Da muss ich zen-buddhistisch antworten: Der Weg ist das Ziel. Außer natürlich, ganz pragmatisch, fertig zu werden. Und auch das ist eine Kunst für sich: zu wissen, wann ein Text fertig ist.

Aber du würdest nicht für die Schublade schreiben?

Nee, ich will publiziert werden. Ich will auf keinen Fall für die Schublade schreiben!

Warum nicht?

Weil schreiben keine Therapie ist. Das Schreiben ist nicht für mich. Es ist ein Akt der Vermittlung. Also, warum sollte man es zu seinem Beruf machen zu sprechen oder zu schreiben, was sich sehr nahe ist, wenn man nicht wollte, dass die Menschen einem genau darin folgen?

Also geht es darum, sich verständlich zu machen?

Ja, es geht darum, sich verständlich zu machen. Und dafür braucht man eine erzählerische Matrix. Die Qualität dieser Matrix beruht darauf, ob man seine Stimme findet.

Geht es dann auch darum verstanden zu werden?

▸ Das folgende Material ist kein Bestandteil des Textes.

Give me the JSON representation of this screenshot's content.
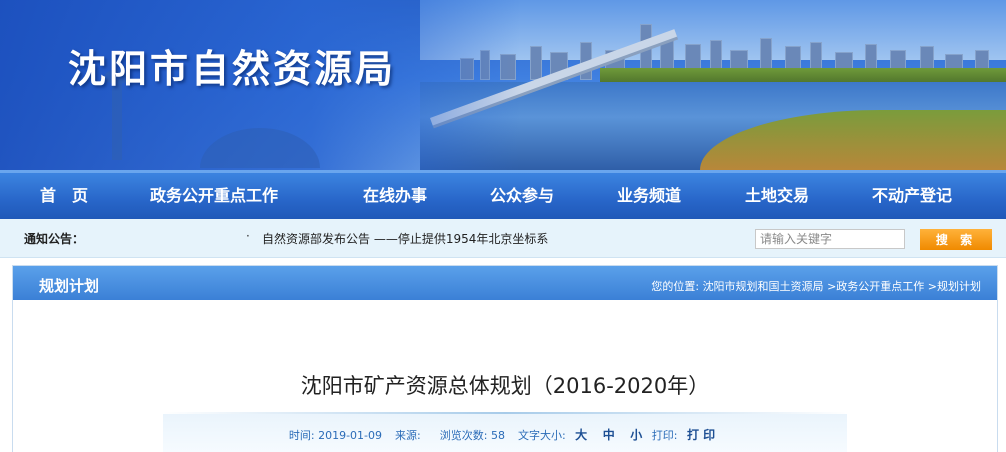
{
  "site": {
    "title": "沈阳市自然资源局"
  },
  "nav": {
    "items": [
      {
        "label": "首　页"
      },
      {
        "label": "政务公开重点工作"
      },
      {
        "label": "在线办事"
      },
      {
        "label": "公众参与"
      },
      {
        "label": "业务频道"
      },
      {
        "label": "土地交易"
      },
      {
        "label": "不动产登记"
      }
    ]
  },
  "notice": {
    "label": "通知公告：",
    "bullet": "·",
    "text": "自然资源部发布公告 ——停止提供1954年北京坐标系"
  },
  "search": {
    "placeholder": "请输入关键字",
    "button_label": "搜 索"
  },
  "section": {
    "title": "规划计划",
    "breadcrumb": {
      "prefix": "您的位置:",
      "items": [
        "沈阳市规划和国土资源局",
        ">政务公开重点工作",
        ">规划计划"
      ]
    }
  },
  "article": {
    "title": "沈阳市矿产资源总体规划（2016-2020年）",
    "meta": {
      "time_label": "时间:",
      "time_value": "2019-01-09",
      "source_label": "来源:",
      "source_value": "",
      "views_label": "浏览次数:",
      "views_value": "58",
      "fontsize_label": "文字大小:",
      "size_large": "大",
      "size_medium": "中",
      "size_small": "小",
      "print_label": "打印:",
      "print_action": "打 印"
    }
  },
  "colors": {
    "nav_bg": "#2866c9",
    "notice_bg": "#e6f3fb",
    "search_button": "#f08a00",
    "header_bg": "#3b80d6",
    "meta_text": "#2b6cb8"
  },
  "icons": {
    "banner_image": "city-skyline-bridge-lake"
  }
}
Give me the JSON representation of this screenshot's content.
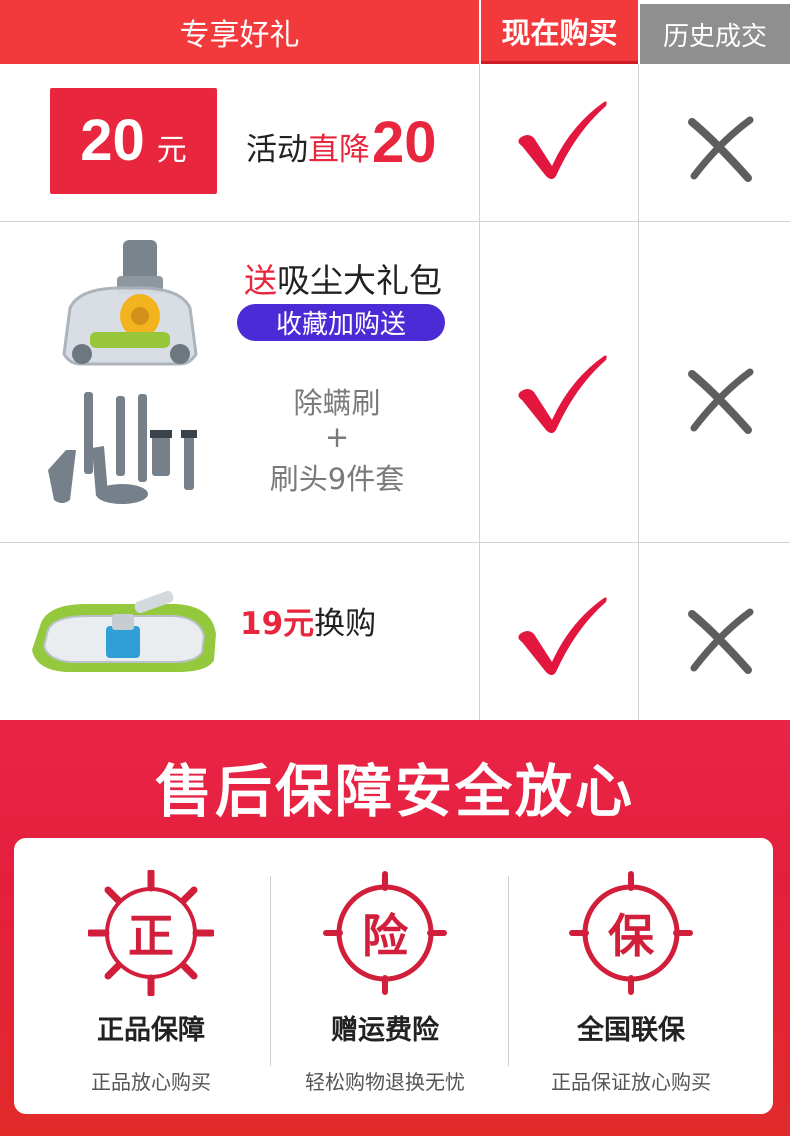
{
  "comparison": {
    "headers": {
      "gift": "专享好礼",
      "now": "现在购买",
      "history": "历史成交"
    },
    "row1": {
      "coupon_amount": "20",
      "coupon_unit": "元",
      "promo_prefix": "活动",
      "promo_highlight": "直降",
      "promo_number": "20"
    },
    "row2": {
      "title_red": "送",
      "title_rest": "吸尘大礼包",
      "button_label": "收藏加购送",
      "items": [
        "除螨刷",
        "+",
        "刷头9件套"
      ]
    },
    "row3": {
      "price": "19元",
      "label": "换购"
    }
  },
  "after_sales": {
    "title": "售后保障安全放心",
    "items": [
      {
        "seal": "正",
        "title": "正品保障",
        "subtitle": "正品放心购买"
      },
      {
        "seal": "险",
        "title": "赠运费险",
        "subtitle": "轻松购物退换无忧"
      },
      {
        "seal": "保",
        "title": "全国联保",
        "subtitle": "正品保证放心购买"
      }
    ]
  },
  "colors": {
    "brand_red": "#f23a3c",
    "check_red": "#e3163f",
    "cross_gray": "#5e5e5e",
    "history_gray": "#8f8f8f",
    "button_purple": "#4b2bd6"
  },
  "icons": {
    "now_column": "red-check-mark-icon",
    "history_column": "gray-cross-mark-icon",
    "seal": "circular-stamp-icon"
  }
}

Ich habe in der Tat die Kritiken seit meinem ersten Roman aus einem bestimmten Anlass nochmal gelesen neulich. Und ich muss sagen, dass ich zutiefst gerührt bin, wie erst noch aus so einer gewissen Befremdung heraus, doch die Kritik immer näher heranrückt. An mein Sehen, meinen Ton, meine Witze, den Abgrund meiner Texte. Und am Ende, also die letzte richtige Kritik hat glaube ich sowas gesagt wie, dass das sogar sein könne, dass meine Texte letztendlich gar keinen Gegenstand hätten. Sie wären geheimnisvoll und man würde doch dazu neigen, zu einer mehrfachen Lektüre. Das habe ich dann in mehreren Kritiken gefunden, ähnliche Beobachtungen. Und da fühle ich mich natürlich ungeheuer geehrt, weil ich da im Grunde auf der Seite der Abstraktion angekommen bin. Und ich habe schon geahnt, dass ich dahin wollte. Ich habe aber gewusst, dass ich nicht opake Gedichte schreiben möchte, die keiner versteht, um zu beweisen, dass in der Sprache der Abgrund des Lebens zu finden ist, sondern ich wollte etwas flüssiges und verständliches schreiben, mit derselben Absicht, das Unsagbare auszuloten. Und wenn die Kritik natürlich sagt, das hat der hingekriegt, dann ist in gewisser Weise – weil du nach einem Ziel fragst – das Ziel erreicht.